Suddenly, an unexpected gap appeared in the makeshift runway. A recent rainstorm had cut a wide chasm across the gravel road, right where he intended to touch down. With part of the engine's thrust vectored down, Shadow Catcher was making more of a cushioned fall than a traditional landing, and Nick feared that hitting the edge of that cavity might rip his main gear off. He jerked back on the stick and reverted to forward thrust, hoping to propel the aircraft over the gap.

It worked. Shadow Catcher ballooned across the washed-out chasm but not without sacrifice. On the other side, the aircraft ran out of lift. She dropped like a stone.

Nick clenched his teeth as the gear slammed down onto the gravel. Then he realized that the worst was not over. His last-minute correction had made them land farther down the road than expected. The end of their landing zone was coming up fast.

Two T-handles, set into the panel in front of Nick, served as hydraulic brake controls. He pulled hard on both. The tires skidded on the gravel, and Shadow Catcher veered toward the trees on the right side.

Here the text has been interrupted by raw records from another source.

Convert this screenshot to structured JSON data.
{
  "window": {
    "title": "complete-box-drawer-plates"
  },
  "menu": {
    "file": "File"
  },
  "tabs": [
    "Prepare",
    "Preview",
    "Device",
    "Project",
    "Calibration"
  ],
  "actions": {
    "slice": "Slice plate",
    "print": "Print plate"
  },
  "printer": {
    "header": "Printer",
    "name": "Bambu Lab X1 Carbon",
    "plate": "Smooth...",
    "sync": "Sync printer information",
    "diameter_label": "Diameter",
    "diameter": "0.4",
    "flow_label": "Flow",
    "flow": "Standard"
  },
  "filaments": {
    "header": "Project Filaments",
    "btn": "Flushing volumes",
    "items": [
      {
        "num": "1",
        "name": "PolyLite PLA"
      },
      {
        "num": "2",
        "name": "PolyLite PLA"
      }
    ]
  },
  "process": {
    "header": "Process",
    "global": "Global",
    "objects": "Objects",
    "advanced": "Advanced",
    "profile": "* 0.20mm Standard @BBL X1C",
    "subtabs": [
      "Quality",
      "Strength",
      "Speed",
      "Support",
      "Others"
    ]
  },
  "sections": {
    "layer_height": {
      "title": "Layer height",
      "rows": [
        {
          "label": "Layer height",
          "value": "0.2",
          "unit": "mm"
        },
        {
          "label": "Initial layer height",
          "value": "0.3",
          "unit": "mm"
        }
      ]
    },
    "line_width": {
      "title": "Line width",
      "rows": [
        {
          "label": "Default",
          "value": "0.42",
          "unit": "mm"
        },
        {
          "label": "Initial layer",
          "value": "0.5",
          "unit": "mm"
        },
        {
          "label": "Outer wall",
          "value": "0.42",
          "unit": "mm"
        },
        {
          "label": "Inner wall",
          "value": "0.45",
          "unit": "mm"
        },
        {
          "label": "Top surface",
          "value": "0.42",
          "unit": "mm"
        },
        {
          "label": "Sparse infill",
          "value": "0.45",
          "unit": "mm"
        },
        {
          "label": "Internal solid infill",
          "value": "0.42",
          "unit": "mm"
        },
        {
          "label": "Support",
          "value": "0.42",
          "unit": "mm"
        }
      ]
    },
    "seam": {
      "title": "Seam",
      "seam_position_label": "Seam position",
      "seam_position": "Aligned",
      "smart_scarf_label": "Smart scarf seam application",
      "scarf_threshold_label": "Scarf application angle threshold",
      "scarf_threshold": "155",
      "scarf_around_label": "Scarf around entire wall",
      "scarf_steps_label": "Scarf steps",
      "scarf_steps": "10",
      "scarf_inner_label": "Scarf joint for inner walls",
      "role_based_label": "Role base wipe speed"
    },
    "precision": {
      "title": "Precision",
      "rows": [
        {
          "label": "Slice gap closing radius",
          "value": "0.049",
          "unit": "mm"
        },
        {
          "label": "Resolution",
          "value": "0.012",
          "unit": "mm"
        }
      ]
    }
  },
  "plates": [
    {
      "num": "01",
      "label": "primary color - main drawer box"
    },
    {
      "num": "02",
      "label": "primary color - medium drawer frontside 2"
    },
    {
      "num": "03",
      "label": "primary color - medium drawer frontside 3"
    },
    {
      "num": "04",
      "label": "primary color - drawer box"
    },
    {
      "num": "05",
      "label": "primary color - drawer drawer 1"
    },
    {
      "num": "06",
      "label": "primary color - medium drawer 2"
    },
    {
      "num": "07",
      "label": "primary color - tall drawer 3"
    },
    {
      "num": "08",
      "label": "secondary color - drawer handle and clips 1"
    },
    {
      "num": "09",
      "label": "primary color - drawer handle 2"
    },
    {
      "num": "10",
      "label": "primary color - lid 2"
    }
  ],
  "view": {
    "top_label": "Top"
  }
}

“You're going to clip the wing!” shouted Quinn.

“No, I'm not.” Nick released some of the pressure on the right brake in order to straighten the aircraft, but that sacrificed some of his stopping power.

Up ahead, the improvised runway ended in a switchback as the access road continued its steep climb up the ridge. Nothing but a short dirt embankment, only a few inches high, guarded the impossible curve. Beyond that, the terrain dropped off into darkness.

“Watch the end of the road!”

“Shut
 . . .
up,”
Nick grunted, fighting with the brake controls.